Ketika Literasi Digital Kehilangan Dimensi Kemanusiaan
s2dikdas.fip.unesa.ac.id, Surabaya - Perkembangan teknologi digital membawa perubahan besar dalam cara manusia berinteraksi dan memahami dunia. Siswa tumbuh sebagai generasi yang akrab dengan layar dan jaringan. Mereka mampu mengakses informasi dengan cepat dan luas. Namun di tengah kemajuan tersebut, literasi digital kerap kehilangan dimensi kemanusiaan. Kecakapan teknis berkembang pesat, sementara kepekaan terhadap sesama melemah. Ruang digital menjadi tempat interaksi yang dingin dan serba cepat. Etika yang seharusnya menjadi penyeimbang justru tertinggal. Inilah tantangan serius literasi digital masa kini.
Literasi digital yang kehilangan dimensi kemanusiaan tampak dari cara siswa berkomunikasi. Bahasa digunakan tanpa mempertimbangkan dampak emosional. Komentar dilontarkan dengan ringan, meski berpotensi melukai. Jarak yang diciptakan teknologi membuat empati memudar. Interaksi berubah menjadi transaksi kata tanpa rasa. Ruang digital pun terasa asing meski ramai.
Masalah ini juga terlihat dalam cara siswa menyikapi perbedaan. Ruang digital yang plural sering memicu konflik. Tanpa etika, perbedaan dipandang sebagai ancaman, bukan kekayaan. Literasi digital tidak membekali kemampuan berdialog secara dewasa. Akibatnya, ruang maya dipenuhi pertengkaran yang tidak produktif. Dimensi kemanusiaan semakin tergerus.
Selain itu, literasi digital yang kering nilai membuat siswa sulit memahami dampak sosial dari tindakannya. Setiap unggahan dianggap remeh tanpa konsekuensi. Padahal jejak digital bersifat panjang dan memengaruhi banyak pihak. Etika membantu menyadari keterhubungan ini. Tanpa etika, tindakan digital terasa tanpa bobot moral.

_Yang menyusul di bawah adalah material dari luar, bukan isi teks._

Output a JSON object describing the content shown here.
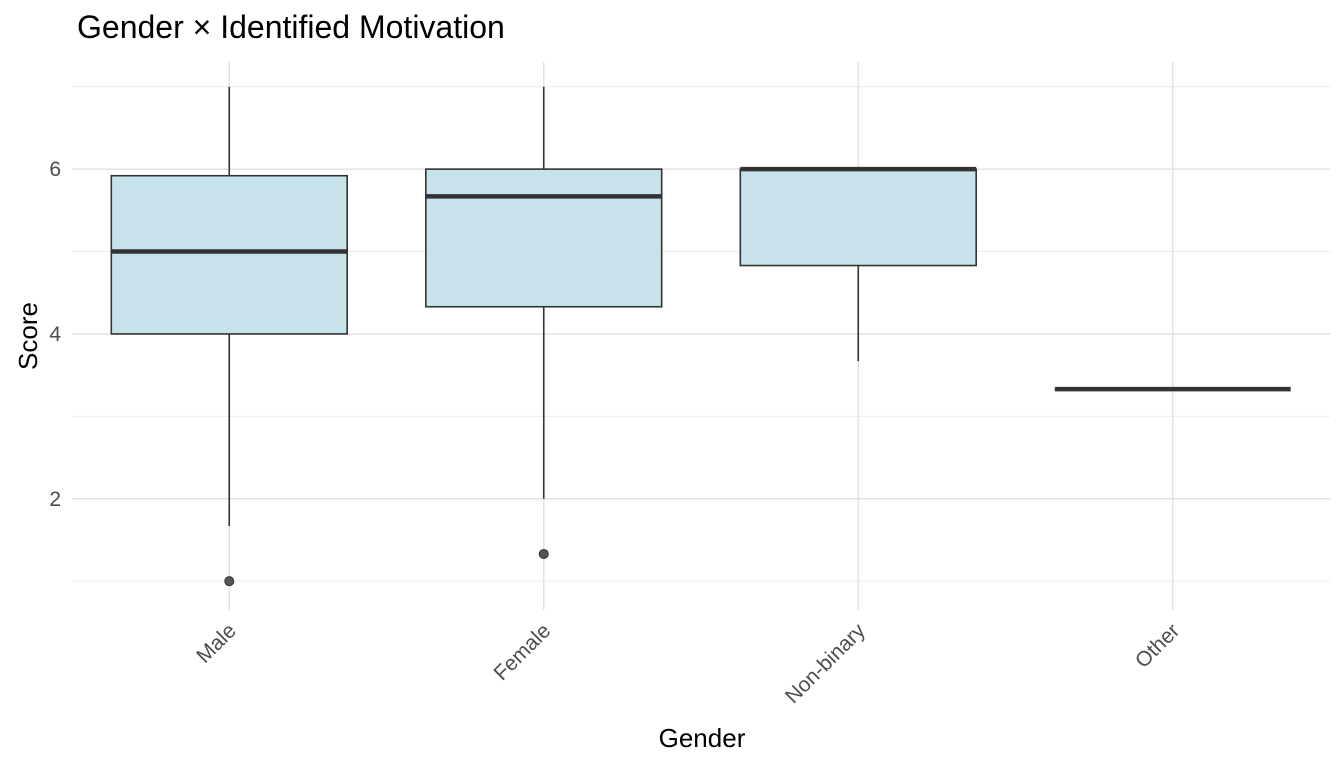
{
  "chart_data": {
    "type": "boxplot",
    "title": "Gender × Identified Motivation",
    "xlabel": "Gender",
    "ylabel": "Score",
    "categories": [
      "Male",
      "Female",
      "Non-binary",
      "Other"
    ],
    "ylim": [
      0.65,
      7.3
    ],
    "y_ticks": [
      2,
      4,
      6
    ],
    "grid": true,
    "legend": "none",
    "box_fill": "#c6e3ec",
    "box_stroke": "#333333",
    "boxes": [
      {
        "category": "Male",
        "whisker_low": 1.67,
        "q1": 4.0,
        "median": 5.0,
        "q3": 5.92,
        "whisker_high": 7.0,
        "outliers": [
          1.0
        ]
      },
      {
        "category": "Female",
        "whisker_low": 2.0,
        "q1": 4.33,
        "median": 5.67,
        "q3": 6.0,
        "whisker_high": 7.0,
        "outliers": [
          1.33
        ]
      },
      {
        "category": "Non-binary",
        "whisker_low": 3.67,
        "q1": 4.83,
        "median": 6.0,
        "q3": 6.0,
        "whisker_high": 6.0,
        "outliers": []
      },
      {
        "category": "Other",
        "whisker_low": 3.33,
        "q1": 3.33,
        "median": 3.33,
        "q3": 3.33,
        "whisker_high": 3.33,
        "outliers": []
      }
    ]
  }
}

Budaya digital yang serba cepat juga mengurangi ruang refleksi. Siswa jarang berhenti untuk merenung sebelum bertindak. Literasi digital tidak mengajarkan jeda. Padahal jeda adalah ruang bagi etika untuk bekerja. Tanpa jeda, reaksi emosional mendominasi.
Mengembalikan dimensi kemanusiaan dalam literasi digital membutuhkan perubahan orientasi. Literasi tidak cukup mengajarkan cara menggunakan teknologi. Ia harus mengajarkan cara memperlakukan sesama manusia di ruang digital. Empati perlu dilatih sebagai keterampilan digital. Tanpa empati, kecakapan kehilangan makna.
Ketika literasi digital kembali berpihak pada kemanusiaan, ruang digital dapat menjadi ruang yang sehat. Etika bukan penghambat, melainkan penuntun. Masa depan digital bergantung pada kemampuan manusia menjaga nilai di tengah teknologi. Literasi digital yang beretika adalah fondasi peradaban digital yang bermartabat.